Paper (arXiv) | ICLR 2026 | Stanford, SambaNova, Samsung, Meta
The core problem: LLMs suffer from brevity bias (dropping domain insights to stay concise) and context collapse (iterative modifications eroding information quality over time). Dynamic Cheatsheet, the prior state of the art, demonstrated this collapse dramatically: context shrank from 18,282 tokens to 122 tokens, accuracy cratered.
ACE’s fix
Treat contexts as evolving playbooks, not static prompts. Three specialized agents cycle through the work:
- Generator produces reasoning trajectories for new queries
- Reflector extracts concrete insights from successes and failures
- Curator integrates insights into structured context updates
ACE represents knowledge as structured, itemized bullets with metadata (identifiers, helpfulness counters). Instead of rewriting the full context each cycle, it applies incremental delta updates. Only relevant bullets change. Semantic embeddings handle deduplication.
Three properties fall out of this structure: localization (edit only what changed), fine-grained retrieval (generator pulls pertinent knowledge), and incremental adaptation (merge, prune, deduplicate without full rewrites).
Grow-and-refine mechanism
New bullets append. Existing bullets update in-place with incremented counters. The system runs deduplication either proactively (after each delta) or lazily (when the context window fills up). This balances accuracy against latency.
Offline vs. online
Offline: Multi-epoch adaptation on training splits. ACE revisits queries to progressively strengthen contexts. Evaluated with pass@1 accuracy on test splits.

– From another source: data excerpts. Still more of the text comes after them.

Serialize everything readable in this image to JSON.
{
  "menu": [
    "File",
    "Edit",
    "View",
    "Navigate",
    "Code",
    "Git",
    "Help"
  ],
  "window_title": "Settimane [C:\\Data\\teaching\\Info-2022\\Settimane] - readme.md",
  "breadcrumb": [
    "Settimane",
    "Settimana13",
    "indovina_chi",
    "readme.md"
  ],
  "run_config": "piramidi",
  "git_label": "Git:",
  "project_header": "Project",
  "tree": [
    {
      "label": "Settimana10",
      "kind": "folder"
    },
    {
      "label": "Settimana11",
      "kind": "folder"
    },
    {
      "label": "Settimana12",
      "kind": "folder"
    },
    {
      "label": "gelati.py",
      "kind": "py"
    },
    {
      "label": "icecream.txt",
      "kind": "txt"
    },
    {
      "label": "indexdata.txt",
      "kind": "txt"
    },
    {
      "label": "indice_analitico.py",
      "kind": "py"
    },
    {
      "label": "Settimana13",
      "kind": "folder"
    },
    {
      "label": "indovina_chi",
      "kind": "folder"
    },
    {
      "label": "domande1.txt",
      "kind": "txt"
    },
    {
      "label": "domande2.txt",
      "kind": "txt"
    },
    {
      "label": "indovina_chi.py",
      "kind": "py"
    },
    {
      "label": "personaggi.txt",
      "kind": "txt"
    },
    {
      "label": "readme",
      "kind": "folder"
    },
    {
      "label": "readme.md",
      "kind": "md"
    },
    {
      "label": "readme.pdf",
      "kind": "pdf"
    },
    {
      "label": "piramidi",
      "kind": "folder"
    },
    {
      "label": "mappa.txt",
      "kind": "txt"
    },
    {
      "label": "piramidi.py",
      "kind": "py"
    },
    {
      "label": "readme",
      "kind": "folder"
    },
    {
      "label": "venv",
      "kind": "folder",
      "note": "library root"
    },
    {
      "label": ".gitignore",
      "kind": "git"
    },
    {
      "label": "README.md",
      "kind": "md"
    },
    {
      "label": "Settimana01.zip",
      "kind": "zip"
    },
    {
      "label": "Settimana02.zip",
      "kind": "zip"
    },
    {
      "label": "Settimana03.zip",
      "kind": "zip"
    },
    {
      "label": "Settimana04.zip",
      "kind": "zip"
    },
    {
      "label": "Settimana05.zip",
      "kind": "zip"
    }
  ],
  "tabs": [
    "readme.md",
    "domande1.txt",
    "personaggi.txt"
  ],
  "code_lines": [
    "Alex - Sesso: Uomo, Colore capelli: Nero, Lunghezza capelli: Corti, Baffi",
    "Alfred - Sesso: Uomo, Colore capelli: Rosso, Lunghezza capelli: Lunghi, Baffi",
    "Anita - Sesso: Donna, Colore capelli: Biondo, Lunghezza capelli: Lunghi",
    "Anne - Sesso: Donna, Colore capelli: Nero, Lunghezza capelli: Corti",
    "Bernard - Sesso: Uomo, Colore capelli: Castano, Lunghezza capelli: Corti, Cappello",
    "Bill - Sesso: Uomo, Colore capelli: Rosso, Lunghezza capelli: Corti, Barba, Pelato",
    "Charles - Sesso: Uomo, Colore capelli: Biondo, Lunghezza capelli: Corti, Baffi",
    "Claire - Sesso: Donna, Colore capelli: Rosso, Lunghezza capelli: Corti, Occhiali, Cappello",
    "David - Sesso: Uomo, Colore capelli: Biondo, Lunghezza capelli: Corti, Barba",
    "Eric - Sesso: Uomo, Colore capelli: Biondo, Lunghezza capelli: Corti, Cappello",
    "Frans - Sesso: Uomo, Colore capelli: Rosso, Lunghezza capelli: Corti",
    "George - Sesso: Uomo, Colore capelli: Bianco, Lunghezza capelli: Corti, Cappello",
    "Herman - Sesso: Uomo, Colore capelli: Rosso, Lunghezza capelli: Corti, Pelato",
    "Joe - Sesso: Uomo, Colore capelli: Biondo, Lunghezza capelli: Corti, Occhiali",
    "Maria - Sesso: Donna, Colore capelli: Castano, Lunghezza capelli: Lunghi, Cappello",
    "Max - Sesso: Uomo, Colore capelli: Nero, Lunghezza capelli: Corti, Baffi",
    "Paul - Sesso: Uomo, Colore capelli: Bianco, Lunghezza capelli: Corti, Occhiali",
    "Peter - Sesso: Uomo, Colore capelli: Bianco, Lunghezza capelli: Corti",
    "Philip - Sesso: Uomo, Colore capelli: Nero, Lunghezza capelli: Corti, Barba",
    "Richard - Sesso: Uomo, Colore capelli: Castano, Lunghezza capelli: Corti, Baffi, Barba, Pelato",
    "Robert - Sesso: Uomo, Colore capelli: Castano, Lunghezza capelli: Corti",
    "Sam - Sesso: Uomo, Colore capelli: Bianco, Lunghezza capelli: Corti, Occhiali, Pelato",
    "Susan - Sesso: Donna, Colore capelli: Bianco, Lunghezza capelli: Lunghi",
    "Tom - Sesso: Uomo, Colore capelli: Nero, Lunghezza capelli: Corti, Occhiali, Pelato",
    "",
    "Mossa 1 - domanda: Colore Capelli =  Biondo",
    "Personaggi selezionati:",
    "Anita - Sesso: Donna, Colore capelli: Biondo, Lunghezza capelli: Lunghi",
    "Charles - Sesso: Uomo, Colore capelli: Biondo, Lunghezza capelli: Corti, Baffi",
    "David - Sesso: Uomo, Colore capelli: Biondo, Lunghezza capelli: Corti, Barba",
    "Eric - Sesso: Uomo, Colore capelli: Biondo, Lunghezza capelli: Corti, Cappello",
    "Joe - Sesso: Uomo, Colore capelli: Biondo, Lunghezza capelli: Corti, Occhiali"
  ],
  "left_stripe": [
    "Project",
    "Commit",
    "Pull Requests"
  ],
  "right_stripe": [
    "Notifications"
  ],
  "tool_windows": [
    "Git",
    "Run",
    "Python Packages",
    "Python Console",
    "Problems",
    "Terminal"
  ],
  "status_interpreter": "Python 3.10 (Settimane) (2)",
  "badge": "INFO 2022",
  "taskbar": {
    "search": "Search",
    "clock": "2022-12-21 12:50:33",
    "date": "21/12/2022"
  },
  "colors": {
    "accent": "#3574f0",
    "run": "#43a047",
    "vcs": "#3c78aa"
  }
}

Online: Sequential evaluation on test splits. For each sample, predict with current context, then update. Localized deltas merge in parallel, making batch adaptation efficient.
Results
| Task | Improvement |
|---|---|
| AppWorld (agent benchmark) | +10.6% |
| Finance (FiNER) | +8.6% avg, +18.0% on numerical reasoning |
| Medical (DDXPlus) | +15.0% |
| SQL (BIRD-SQL) | +5.1% |
On AppWorld, ACE matched production GPT-4.1 agent performance using a smaller DeepSeek model. It cut adaptation latency by 82-91% compared to baselines like GEPA and Dynamic Cheatsheet.
Why this matters for Context Engineering
Most context engineering today is manual. You write CLAUDE.md files, design skills, configure sub-agents. ACE points toward automated context evolution: systems that learn which context helps and restructure themselves accordingly.
A principle that echoes across Harness Engineering: LLMs perform better with long, detailed contexts than with compressed summaries. The model determines relevance on its own. You preserve the information. Let the model decide what to use.
ACE works best for tasks demanding detailed domain knowledge and complex tool use. Simpler tasks can get away with concise instructions. The gap between those two regimes is where most teams misjudge their context strategy.